Correlation Between Gap, and Addus HomeCare
Can any of the company-specific risk be diversified away by investing in both Gap, and Addus HomeCare at the same time? Although using a correlation coefficient on its own may not help to predict future stock returns, this module helps to understand the diversifiable risk of combining Gap, and Addus HomeCare into the same portfolio, which is an essential part of the fundamental portfolio management process.
By analyzing existing cross correlation between The Gap, and Addus HomeCare, you can compare the effects of market volatilities on Gap, and Addus HomeCare and check how they will diversify away market risk if combined in the same portfolio for a given time horizon. You can also utilize pair trading strategies of matching a long position in Gap, with a short position of Addus HomeCare. Check out your portfolio center. Please also check ongoing floating volatility patterns of Gap, and Addus HomeCare.
Diversification Opportunities for Gap, and Addus HomeCare
0.1 | Correlation Coefficient |
Average diversification
The 3 months correlation between Gap, and Addus is 0.1. Overlapping area represents the amount of risk that can be diversified away by holding The Gap, and Addus HomeCare in the same portfolio, assuming nothing else is changed. The correlation between historical prices or returns on Addus HomeCare and Gap, is a relative statistical measure of the degree to which these equity instruments tend to move together. The correlation coefficient measures the extent to which returns on The Gap, are associated (or correlated) with Addus HomeCare. Values of the correlation coefficient range from -1 to +1, where. The correlation of zero (0) is possible when the price movement of Addus HomeCare has no effect on the direction of Gap, i.e., Gap, and Addus HomeCare go up and down completely randomly.

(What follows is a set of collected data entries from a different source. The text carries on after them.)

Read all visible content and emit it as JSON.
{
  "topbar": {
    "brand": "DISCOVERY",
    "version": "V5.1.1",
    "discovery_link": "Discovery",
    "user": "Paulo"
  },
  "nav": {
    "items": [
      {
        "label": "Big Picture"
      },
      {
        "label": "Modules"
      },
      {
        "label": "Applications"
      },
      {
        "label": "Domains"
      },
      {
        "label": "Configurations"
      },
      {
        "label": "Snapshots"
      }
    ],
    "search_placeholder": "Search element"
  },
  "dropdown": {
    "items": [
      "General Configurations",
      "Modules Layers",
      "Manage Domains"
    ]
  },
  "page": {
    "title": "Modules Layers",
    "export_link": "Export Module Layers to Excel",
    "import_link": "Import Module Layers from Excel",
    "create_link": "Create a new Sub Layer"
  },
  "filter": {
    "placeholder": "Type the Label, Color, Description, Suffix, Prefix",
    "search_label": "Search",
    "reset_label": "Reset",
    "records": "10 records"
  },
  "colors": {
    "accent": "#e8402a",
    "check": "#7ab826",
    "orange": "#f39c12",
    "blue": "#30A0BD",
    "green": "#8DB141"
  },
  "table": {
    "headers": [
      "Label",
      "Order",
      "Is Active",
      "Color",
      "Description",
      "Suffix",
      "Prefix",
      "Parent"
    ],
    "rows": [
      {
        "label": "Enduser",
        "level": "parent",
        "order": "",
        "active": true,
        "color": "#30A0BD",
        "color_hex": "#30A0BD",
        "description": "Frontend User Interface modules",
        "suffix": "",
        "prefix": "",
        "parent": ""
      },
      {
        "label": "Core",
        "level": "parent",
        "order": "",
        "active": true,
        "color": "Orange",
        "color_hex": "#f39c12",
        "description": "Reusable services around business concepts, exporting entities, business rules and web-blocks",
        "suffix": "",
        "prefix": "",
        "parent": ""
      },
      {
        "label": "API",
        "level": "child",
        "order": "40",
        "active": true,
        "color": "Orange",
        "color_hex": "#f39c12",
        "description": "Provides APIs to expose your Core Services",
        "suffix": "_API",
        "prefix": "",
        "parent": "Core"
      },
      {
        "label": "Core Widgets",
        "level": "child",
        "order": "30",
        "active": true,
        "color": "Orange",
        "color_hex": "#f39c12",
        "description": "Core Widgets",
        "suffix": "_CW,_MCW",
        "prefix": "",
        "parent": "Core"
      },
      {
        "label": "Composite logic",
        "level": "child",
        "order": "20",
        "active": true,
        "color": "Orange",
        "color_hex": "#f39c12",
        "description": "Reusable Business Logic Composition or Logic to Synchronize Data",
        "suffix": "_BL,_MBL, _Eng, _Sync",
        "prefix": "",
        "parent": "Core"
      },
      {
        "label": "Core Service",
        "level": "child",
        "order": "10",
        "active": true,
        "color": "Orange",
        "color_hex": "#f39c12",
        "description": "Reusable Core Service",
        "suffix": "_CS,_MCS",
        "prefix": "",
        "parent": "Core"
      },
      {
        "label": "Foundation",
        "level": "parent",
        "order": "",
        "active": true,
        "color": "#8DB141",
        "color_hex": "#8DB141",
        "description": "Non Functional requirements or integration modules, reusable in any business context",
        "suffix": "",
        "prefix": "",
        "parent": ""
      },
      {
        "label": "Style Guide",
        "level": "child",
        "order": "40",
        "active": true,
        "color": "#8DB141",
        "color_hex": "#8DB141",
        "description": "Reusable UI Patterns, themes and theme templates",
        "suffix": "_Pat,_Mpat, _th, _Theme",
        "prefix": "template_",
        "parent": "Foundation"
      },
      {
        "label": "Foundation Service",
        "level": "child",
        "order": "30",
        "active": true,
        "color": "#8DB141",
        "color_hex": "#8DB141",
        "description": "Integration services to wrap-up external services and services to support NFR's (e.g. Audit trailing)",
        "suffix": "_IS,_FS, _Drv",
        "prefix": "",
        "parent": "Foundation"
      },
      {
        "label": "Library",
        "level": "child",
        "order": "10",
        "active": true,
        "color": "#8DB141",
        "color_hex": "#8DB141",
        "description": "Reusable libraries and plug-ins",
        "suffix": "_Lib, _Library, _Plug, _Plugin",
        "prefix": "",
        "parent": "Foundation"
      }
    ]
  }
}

Pair Corralation between Gap, and Addus HomeCare
Considering the 90-day investment horizon The Gap, is expected to generate 1.72 times more return on investment than Addus HomeCare. However, Gap, is 1.72 times more volatile than Addus HomeCare. It trades about 0.19 of its potential returns per unit of risk. Addus HomeCare is currently generating about -0.08 per unit of risk. If you would invest 2,174 in The Gap, on August 28, 2024 and sell it today you would earn a total of 309.00 from holding The Gap, or generate 14.21% return on investment over 90 days.
Time Period | 3 Months [change] |
Direction | Moves Together |
Strength | Insignificant |
Accuracy | 100.0% |
Values | Daily Returns |
The Gap, vs. Addus HomeCare
Performance |
Timeline |
Gap, |
Addus HomeCare |
Gap, and Addus HomeCare Volatility Contrast
Predicted Return Density |
Returns |
Pair Trading with Gap, and Addus HomeCare
The main advantage of trading using opposite Gap, and Addus HomeCare positions is that it hedges away some unsystematic risk. Because of two separate transactions, even if Gap, position performs unexpectedly, Addus HomeCare can make up some of the losses. Pair trading also minimizes risk from directional movements in the market. For example, if an entire industry or sector drops because of unexpected headlines, the short position in Addus HomeCare will offset losses from the drop in Addus HomeCare's long position.Gap, vs. RBC Bearings Incorporated | Gap, vs. Nike Inc | Gap, vs. Postal Realty Trust | Gap, vs. Tower One Wireless |
Addus HomeCare vs. Encompass Health Corp | Addus HomeCare vs. Pennant Group | Addus HomeCare vs. Acadia Healthcare | Addus HomeCare vs. Select Medical Holdings |
Check out your portfolio center.Note that this page's information should be used as a complementary analysis to find the right mix of equity instruments to add to your existing portfolios or create a brand new portfolio. You can also try the Investing Opportunities module to build portfolios using our predefined set of ideas and optimize them against your investing preferences.